You typically see three categories of chunking. First, there’s naive chunking, which is what most people are doing—even when they call it contextual RAG or adaptive RAG. It’s still just slicing documents based on where the words fall, with little real understanding.

Then there’s late chunking, where you generate embeddings at the word level first, and only afterward decide how to chunk the document based on those embeddings.

Finally, there’s late interaction, which involves giving every word a contextualized vector representing its meaning, and then searching across all of them. I think these late interaction models are far superior to the basic vector matching we’re doing today. They’re just inefficient right now—but we’ll find better ways to represent, compress, and prune them.

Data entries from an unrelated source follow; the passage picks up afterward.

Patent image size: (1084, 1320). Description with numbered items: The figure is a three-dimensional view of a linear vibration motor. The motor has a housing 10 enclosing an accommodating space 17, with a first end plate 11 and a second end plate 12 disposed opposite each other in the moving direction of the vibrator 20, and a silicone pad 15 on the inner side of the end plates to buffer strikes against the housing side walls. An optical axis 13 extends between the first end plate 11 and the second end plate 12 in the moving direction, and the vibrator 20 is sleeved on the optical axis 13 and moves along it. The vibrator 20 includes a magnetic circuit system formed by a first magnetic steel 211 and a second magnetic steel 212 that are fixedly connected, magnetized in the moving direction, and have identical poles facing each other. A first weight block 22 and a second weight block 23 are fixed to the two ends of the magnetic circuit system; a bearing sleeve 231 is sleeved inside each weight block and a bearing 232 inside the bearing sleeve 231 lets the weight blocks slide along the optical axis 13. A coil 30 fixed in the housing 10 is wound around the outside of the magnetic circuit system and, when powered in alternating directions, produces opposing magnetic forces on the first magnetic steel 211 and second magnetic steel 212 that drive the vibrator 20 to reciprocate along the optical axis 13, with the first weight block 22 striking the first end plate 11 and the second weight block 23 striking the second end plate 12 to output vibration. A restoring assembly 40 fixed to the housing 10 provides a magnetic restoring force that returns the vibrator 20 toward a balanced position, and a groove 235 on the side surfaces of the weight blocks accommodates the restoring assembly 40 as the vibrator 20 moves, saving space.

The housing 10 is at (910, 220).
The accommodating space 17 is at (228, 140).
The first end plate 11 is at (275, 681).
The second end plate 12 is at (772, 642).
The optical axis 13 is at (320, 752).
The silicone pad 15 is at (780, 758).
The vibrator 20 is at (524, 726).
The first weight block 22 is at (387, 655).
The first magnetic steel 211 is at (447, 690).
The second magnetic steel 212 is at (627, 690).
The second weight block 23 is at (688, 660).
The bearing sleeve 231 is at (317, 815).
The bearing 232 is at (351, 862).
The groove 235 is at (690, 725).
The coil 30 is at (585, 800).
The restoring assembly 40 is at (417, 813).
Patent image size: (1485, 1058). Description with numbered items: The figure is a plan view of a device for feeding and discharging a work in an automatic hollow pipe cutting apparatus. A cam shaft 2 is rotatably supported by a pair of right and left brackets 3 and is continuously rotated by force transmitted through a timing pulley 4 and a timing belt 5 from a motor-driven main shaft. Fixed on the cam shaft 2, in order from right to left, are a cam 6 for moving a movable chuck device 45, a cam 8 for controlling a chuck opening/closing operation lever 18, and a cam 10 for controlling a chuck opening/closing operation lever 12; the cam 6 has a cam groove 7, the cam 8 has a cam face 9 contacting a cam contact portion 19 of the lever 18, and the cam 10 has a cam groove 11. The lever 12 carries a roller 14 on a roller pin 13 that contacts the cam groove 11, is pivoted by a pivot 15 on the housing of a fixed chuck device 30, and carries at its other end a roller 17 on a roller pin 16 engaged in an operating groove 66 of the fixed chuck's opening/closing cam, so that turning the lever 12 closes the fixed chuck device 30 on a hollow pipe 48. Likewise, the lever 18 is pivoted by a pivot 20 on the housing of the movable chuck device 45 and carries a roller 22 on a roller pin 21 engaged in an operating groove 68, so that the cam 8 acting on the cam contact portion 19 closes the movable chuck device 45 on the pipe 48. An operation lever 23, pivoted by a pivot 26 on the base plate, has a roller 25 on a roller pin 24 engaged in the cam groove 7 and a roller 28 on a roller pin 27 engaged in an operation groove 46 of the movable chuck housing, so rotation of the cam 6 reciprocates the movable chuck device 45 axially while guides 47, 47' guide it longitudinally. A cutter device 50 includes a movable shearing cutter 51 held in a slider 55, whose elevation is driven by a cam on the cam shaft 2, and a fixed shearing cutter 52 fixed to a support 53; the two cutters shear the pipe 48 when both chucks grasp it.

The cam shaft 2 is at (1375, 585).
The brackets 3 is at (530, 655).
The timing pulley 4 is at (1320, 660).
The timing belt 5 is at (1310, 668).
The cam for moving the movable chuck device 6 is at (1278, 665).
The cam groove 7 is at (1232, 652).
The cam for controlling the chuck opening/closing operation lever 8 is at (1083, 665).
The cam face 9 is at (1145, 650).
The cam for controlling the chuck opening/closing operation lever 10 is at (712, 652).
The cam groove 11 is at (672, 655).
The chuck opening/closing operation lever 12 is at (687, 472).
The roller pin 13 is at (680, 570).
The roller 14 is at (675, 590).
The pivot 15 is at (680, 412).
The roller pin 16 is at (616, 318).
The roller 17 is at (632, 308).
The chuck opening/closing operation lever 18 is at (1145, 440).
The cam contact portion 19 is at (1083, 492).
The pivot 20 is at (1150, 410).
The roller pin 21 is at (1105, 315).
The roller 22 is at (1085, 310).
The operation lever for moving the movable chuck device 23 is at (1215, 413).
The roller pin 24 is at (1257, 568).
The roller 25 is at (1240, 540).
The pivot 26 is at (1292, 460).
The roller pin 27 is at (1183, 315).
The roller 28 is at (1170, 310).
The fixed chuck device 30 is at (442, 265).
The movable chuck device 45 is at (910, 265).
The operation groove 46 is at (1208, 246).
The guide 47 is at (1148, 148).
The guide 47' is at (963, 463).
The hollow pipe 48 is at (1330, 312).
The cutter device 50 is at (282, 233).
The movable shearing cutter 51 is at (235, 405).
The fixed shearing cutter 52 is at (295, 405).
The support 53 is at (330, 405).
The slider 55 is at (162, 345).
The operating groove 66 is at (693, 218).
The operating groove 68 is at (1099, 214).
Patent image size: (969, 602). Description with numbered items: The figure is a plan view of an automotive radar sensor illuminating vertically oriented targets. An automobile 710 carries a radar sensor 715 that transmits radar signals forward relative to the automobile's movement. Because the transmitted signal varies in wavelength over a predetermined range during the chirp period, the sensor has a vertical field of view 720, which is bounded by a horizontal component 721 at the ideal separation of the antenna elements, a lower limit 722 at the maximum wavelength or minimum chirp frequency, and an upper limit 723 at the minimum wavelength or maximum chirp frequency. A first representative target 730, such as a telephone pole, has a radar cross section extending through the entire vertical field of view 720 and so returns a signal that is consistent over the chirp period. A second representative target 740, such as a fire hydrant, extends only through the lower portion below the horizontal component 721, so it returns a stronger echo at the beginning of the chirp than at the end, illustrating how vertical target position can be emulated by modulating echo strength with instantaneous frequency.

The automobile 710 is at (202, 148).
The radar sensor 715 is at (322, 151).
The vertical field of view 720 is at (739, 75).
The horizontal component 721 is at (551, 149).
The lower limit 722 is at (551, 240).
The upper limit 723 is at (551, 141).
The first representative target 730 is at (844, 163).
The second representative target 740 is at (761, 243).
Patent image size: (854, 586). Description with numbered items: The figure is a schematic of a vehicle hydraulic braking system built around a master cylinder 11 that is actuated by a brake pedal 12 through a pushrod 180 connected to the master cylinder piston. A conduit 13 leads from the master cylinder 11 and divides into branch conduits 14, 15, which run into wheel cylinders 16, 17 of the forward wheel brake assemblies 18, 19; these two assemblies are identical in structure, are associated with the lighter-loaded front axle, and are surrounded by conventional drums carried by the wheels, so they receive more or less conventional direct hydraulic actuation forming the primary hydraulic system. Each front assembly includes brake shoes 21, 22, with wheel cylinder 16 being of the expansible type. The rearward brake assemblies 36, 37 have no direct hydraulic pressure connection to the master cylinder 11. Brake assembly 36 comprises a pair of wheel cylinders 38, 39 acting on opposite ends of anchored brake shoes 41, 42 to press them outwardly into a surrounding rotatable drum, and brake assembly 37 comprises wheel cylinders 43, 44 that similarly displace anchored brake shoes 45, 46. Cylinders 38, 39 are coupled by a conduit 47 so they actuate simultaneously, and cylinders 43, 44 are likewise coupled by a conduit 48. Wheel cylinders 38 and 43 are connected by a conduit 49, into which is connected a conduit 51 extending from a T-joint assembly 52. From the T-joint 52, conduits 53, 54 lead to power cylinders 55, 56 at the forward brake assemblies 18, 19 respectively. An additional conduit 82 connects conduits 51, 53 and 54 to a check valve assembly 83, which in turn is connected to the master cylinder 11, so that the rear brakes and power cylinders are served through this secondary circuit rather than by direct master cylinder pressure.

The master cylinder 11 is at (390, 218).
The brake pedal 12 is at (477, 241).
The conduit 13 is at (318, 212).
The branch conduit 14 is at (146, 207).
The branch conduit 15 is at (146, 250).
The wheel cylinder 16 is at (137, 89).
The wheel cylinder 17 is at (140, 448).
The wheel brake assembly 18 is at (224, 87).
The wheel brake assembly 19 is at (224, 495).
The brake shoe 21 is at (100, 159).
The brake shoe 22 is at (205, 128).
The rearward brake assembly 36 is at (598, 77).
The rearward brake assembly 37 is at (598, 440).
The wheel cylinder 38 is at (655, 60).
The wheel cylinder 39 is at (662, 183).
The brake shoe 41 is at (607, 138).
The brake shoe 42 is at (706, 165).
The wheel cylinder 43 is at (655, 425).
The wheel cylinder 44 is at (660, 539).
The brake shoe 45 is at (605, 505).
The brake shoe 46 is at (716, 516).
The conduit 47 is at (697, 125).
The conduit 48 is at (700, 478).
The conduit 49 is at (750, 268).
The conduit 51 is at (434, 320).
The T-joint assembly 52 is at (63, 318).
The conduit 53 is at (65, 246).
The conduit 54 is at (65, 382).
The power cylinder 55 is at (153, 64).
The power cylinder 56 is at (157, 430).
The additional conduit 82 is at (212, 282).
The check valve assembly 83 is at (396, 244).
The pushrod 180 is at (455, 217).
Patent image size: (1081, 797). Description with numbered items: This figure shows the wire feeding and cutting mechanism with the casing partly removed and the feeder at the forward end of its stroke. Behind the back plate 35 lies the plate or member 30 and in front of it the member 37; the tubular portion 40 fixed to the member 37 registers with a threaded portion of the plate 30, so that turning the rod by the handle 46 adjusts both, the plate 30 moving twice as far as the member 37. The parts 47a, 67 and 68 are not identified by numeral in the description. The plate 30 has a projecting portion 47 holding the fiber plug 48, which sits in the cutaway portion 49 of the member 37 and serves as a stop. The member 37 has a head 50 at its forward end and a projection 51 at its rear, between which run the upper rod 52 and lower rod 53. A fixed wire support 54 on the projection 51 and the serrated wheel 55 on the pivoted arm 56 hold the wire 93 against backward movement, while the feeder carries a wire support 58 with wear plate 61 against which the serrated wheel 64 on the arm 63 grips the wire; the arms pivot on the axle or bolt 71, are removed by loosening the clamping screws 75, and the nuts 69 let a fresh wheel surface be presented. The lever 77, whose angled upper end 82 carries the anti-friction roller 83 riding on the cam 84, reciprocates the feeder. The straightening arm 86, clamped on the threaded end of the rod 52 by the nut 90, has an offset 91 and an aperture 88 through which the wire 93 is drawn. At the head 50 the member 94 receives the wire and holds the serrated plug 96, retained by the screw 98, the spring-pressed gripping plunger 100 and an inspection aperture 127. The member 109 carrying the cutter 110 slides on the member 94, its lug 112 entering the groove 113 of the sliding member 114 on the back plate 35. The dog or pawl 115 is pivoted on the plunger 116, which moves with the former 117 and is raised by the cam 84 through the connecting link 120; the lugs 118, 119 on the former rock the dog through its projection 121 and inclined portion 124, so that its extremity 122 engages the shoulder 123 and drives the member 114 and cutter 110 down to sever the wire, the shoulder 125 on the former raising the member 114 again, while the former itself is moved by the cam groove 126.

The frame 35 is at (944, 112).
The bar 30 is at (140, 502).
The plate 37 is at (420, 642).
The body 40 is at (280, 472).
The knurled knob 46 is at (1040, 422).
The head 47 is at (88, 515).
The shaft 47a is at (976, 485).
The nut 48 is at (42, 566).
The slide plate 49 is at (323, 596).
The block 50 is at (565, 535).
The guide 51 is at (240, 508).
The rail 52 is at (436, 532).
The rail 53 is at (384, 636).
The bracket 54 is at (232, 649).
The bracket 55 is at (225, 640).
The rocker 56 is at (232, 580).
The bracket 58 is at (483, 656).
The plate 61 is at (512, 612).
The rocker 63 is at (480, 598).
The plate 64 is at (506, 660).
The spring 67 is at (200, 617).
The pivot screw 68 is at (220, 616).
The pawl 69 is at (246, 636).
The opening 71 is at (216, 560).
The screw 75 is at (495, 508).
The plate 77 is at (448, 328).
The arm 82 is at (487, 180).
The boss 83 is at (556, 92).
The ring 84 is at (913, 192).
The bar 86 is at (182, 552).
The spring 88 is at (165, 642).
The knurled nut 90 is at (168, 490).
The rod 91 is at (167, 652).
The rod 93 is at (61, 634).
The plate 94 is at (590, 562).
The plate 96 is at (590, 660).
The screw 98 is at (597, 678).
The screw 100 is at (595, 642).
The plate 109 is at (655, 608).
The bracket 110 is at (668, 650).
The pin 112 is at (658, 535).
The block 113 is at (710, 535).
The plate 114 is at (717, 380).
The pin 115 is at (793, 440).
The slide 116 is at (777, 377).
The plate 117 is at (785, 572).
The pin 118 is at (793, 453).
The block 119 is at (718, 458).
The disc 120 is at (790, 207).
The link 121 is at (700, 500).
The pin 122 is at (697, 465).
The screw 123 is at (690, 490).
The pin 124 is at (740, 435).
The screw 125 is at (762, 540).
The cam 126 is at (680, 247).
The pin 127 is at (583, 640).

Once that happens, the need to chunk—at least in the traditional sense—will drop significantly. It won’t disappear entirely, but we’ll spend far less time splitting documents and far more time focusing on better matching and ranking strategies.

Can you suggest a lesser-known book, blog, or resource that would be valuable to others in the community?

My co-author Doug Turnbull has a great blog (https://softwaredoug.com/) — he writes a lot and does a really good job of staying current with what's happening in the search space. Let’s just say he’s good at keeping up with the industry buzzwords—but in a helpful way. When you read it, you’ll find, “Oh hey, here’s that new thing everyone’s talking about,” and it often goes just deep enough to be insightful without overwhelming you. It’s a solid resource and a good way to stay in the loop.

I’ll also give a quick plug for the AI-Powered Search website — there’s a lot of good material there as well.

And anything from Jo Kristian Bergum—formerly of Vespa, now doing his own thing—is worth reading. He’s a wealth of knowledge, and I try to follow everything he puts out. Definitely someone to keep on your radar.

Anything else you want to share? Feel free to tell us about a product or project you’re working on or anything else that you think the search community will find valuable

I’d love to plug aipoweredsearch.com. Of course, the book AI-Powered Search is out now, but there’s also a growing community around it—currently around 750 people, and it’s growing fast. I expect it’ll be over 1,000 in the next couple of months.

The broader goal with AI-Powered Search is to create a hub that aggregates and curates information from across the industry—pulling together content from different companies, highlighting the people doing great work, surfacing new tools and techniques, and providing a kind of firehose of high-signal information for the search and AI community.

We want it to be a space where you can come to see what’s happening across the entire industry—whether it’s blog posts, product launches, thought leadership, or emerging trends. It's a labor of love and a lot of effort, but it's coming together, and it’s getting better every day.